In 2009, the Best Picture competition was so stiff it was like someone left it out in the snow during that year's brutal winter. Aside from the topically-charged winner The Hurt Locker, Up In The Air had to go up against two socially conscious dramas (The Blind Side and Precious), an elegant period piece (An Education), two sci-fi blockbusters (Avatar and District 9) and three Hollywood auteurs (Quentin Tarantino with Inglorious Basterds and the Coen Brothers with A Serious Man) who are considerably more established than director Jason Reitman. Granted, there were a few long shots on that list, especially A Serious Man, but Up In The Air's nomination was an honorable mention from the beginning. The film, from the perspective of scripting, direction and overall execution, is a good way to spend two hours and it does inspire thought, but it's too low-key to ever grab the spotlight, even in an off year.

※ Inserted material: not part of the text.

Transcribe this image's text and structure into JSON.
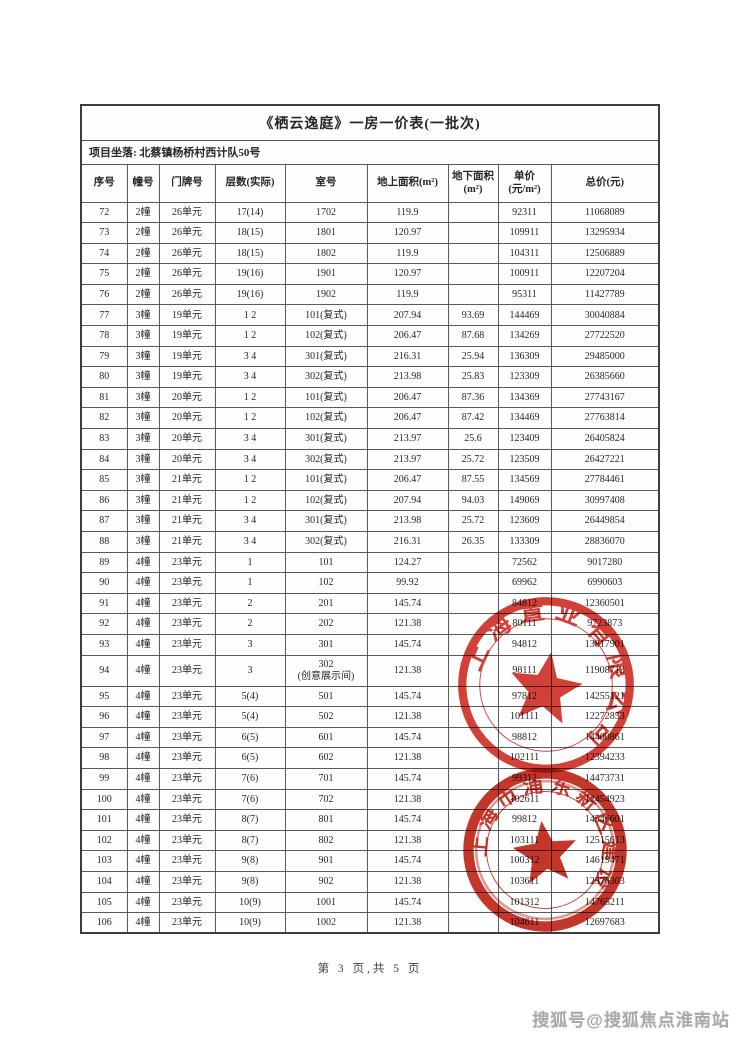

The Best Actor award was the one most likely to nab Up In The Air an Oscar. Jeff Bridges ultimately won for his performance in Crazy Heart, though Colin Firth probably should have taken it with his considerably less calculated turn in A Single Man. George Clooney as perpetual traveler Ryan Bingham is good, but really he doesn't invent a new character for him so much as he applies a variation on the charming bachelor he's been playing since ER. Don't get me wrong, I'll watch that character in as many movies as he appears, but he'll never wow an audience that has come to expect him.

Up In The Air had two nominees for Best Supporting Actress, deservingly. Vera Farmiga brought a lot of subtlety to Alex Goran and she handled herself well alongside Clooney, which was really her only job. It wasn't a revolutionary performance, but it fit the bill just fine. The real surprise of Up In The Air and I think the part most likely to last well beyond the film's relevancy is Anna Kendrick's role as aspiring executive Natalie Keener. Up In The Air's three acts are almost too well-defined, but a lot of that has to do with the fact that Natalie is largely absent from the first and third. Kendrick gives easily the funniest, most nuanced performance in the movie. With the right career moves, she could have a place among the Hollywood elite and we'd be looking back at her performance in Up In The Air as an early sign of talent.

Up In The Air wasn't really robbed at the 82nd Academy Awards, but it deserved its nominations. It's good to see that a quiet, unglamorous philosophy movie stood alongside the best of 2009.